Add Achievements to Any Game on Linux: A Practical Step-by-Step Guide

If you've ever wished non‑Steam games on Linux had achievements, you're not alone. A small but growing niche of developers has built tools that inject achievements into games that never shipped with them. This guide walks Linux gamers through how these tools work, how to install and configure one on your system, common pitfalls to watch for, and ways to sync or display those achievements in Steam and Discord. Expect practical, actionable steps you can try tonight.

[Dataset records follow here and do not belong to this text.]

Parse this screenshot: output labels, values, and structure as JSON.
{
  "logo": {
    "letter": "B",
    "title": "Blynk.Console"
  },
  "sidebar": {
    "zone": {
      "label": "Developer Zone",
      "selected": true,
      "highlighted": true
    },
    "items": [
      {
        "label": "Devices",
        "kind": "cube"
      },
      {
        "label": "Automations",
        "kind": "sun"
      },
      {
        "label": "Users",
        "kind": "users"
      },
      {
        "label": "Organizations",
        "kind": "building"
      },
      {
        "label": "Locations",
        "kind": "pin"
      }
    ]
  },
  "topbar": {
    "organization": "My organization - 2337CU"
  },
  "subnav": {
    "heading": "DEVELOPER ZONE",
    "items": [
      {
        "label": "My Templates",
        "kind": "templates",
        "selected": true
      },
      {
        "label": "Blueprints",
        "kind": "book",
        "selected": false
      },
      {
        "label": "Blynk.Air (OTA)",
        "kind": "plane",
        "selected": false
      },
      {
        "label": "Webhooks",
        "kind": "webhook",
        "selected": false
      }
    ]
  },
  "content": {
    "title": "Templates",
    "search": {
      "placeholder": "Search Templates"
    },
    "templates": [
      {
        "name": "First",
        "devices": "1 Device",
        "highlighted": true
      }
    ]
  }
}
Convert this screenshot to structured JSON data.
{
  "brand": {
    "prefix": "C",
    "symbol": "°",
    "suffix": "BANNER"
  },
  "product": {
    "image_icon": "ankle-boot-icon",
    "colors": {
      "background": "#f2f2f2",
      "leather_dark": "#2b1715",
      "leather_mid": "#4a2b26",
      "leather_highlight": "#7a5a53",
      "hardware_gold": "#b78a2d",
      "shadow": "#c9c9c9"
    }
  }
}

Why add achievements to non‑Steam games?

Achievements can increase replay value, encourage exploration, and give players bite‑sized goals. For modders and completionists, being able to add a lightweight achievement layer to a game that lacks one is a fun way to extend life and community engagement. While you can't convert a non‑Steam game into an official Steamworks title without the developer's involvement, achievement injectors offer a local, third‑party alternative to track milestones and announce them via overlays, logs, or Rich Presence.

How these tools generally work

Most achievement injectors for Linux follow a similar architecture:

  • A small wrapper/launcher that starts your game and injects a runtime hook.
  • A configuration file (JSON/YAML) that lists achievements, triggers, and conditions.
  • A local tracker service or process that listens for triggers and records unlocks.
  • Optional integrations: Discord Rich Presence, an overlay, or a web dashboard.

Because implementations vary, this guide focuses on the common practical steps you will encounter and gives concrete examples you can adapt to your preferred tool or fork.

Before we start: checklist

  • Linux distribution with a working package manager (Debian/Ubuntu, Fedora, Arch, etc.).
  • Basic command line familiarity (git, pip, systemctl or user services).
  • Your game installed and runnable locally.
  • If the game uses Proton/Wine, be ready for additional compatibility work.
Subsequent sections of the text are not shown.